Trump et les vendeurs du Temple

Luc Laliberté
La distribution ou la vente d’objets promotionnels est aussi vieille que les campagnes électorales aux États-Unis. Déjà, sous George Washington on pouvait obtenir un bouton commémoratif.
Ici encore, Donald Trump n’a rien inventé, mais il pousse cette pratique à un niveau inégalé. Après le parfum (Victory 47) et les chaussures (Trump Sneakers), la semaine dernière c’est la Bible qu’il tentait de monnayer.

Alors qu’on s’apprêtait à célébrer la fête de Pâques, le candidat républicain est-il allé trop loin en tentant de soutirer des profits à l’aide du livre saint?
Réactions partagées des chrétiens
Depuis son arrivée sur la scène politique, Trump étonne par sa capacité à courtiser l’électorat chrétien.
Même si les croyants connaissent ses antécédents et qu’ils considèrent qu’il est un messager imparfait, ils sont convaincus que Dieu guide sa réflexion et ses décisions.
Ils sont 64% à considérer que le 45e président est un homme pieux et que la ferveur de sa foi est supérieure à celle de son ancien vice-président, Mike Pence, pourtant l’incarnation de cette droite morale et religieuse.
Qu’il soit sincère ou non, Donald Trump a donné à cette clientèle électorale exactement ce qu’elle cherchait.
Il se présente en pourfendeur de la gauche progressiste qui aurait pour mission de persécuter les chrétiens et ses trois nominations à la Cour suprême assurent des décisions plus conservatrices pour au moins vingt ans.
Malgré ce qui précède, de nombreux chrétiens ont réagi vigoureusement en apprenant que le candidat républicain s’associait à la vente de la Bible.
«Sacrilège», «hérésie», «blasphème» et «insulte» ne sont que quelques-uns des termes utilisés pour exprimer la colère et le dégoût.
Si plusieurs ont cité des passages de la Bible pour appuyer leurs propos, je me suis souvenu de cette scène du Nouveau Testament où Jésus chasse les vendeurs du Temple.
- Écoutez la chronique politique américaine avec le professeur Luc Laliberté via QUB :
Une stratégie douteuse
S’il est facile de comprendre que Donald Trump a besoin de liquidités et qu’il joue la carte du «Messie», au plan politique, je ne suis pourtant pas convaincu que sa stratégie soit gagnante.
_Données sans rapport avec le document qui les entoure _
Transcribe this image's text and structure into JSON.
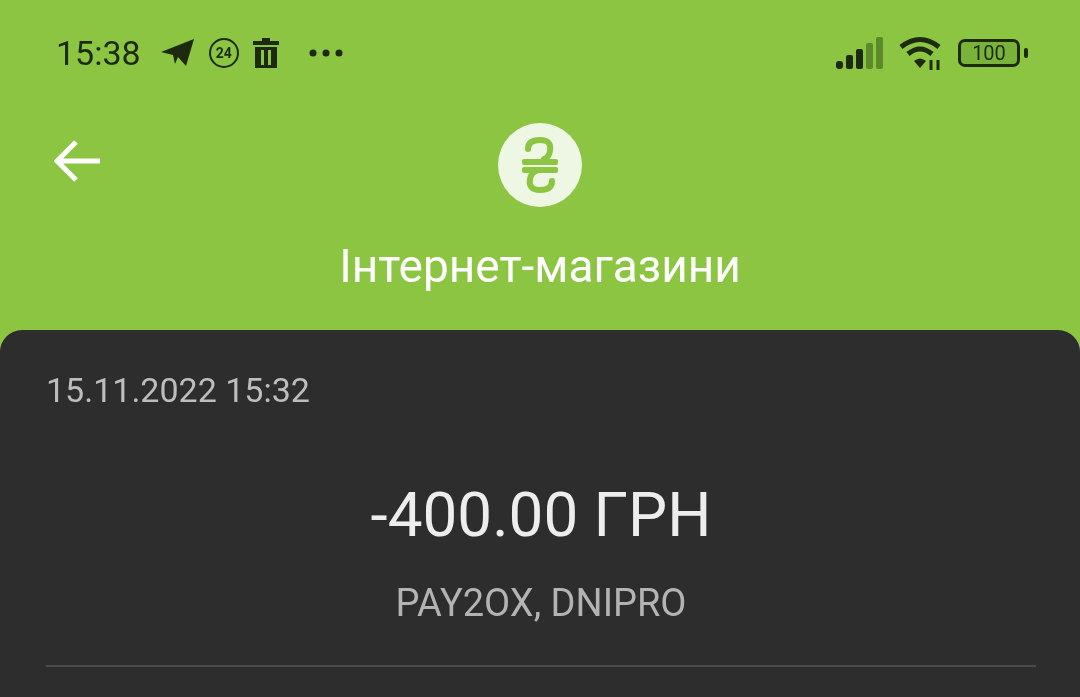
{
  "status_bar": {
    "time": "15:38",
    "notification_badge": "24",
    "battery": "100"
  },
  "header": {
    "title": "Інтернет-магазини"
  },
  "transaction": {
    "datetime": "15.11.2022 15:32",
    "amount": "-400.00 ГРН",
    "merchant": "PAY2OX, DNIPRO"
  }
}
Une partie de son électorat est constituée de nationalistes chrétiens qui vont peut-être s’arracher sa Bible et les documents qui l’accompagnent, mais est-ce bien prudent de risquer de se mettre les autres à dos?
À l’image d’un Biden qui ne peut se permettre de perdre des appuis, le républicain sait qu’il ne peut l’emporter en ne misant que sur les nationalistes chrétiens.
Non seulement Trump a besoin de tous ceux qui lui sont fidèles, mais il tarde encore à adapter son message pour attirer des républicains plus modérés et des indépendants.
Espère-t-il coiffer Biden dans les États pivots en misant sur des projets qui divisent au sein même de son électorat?
Malgré une victoire facile face à Nikki Haley, il est impossible que les stratèges républicains n’aient pas remarqué les failles dans la candidature de Trump.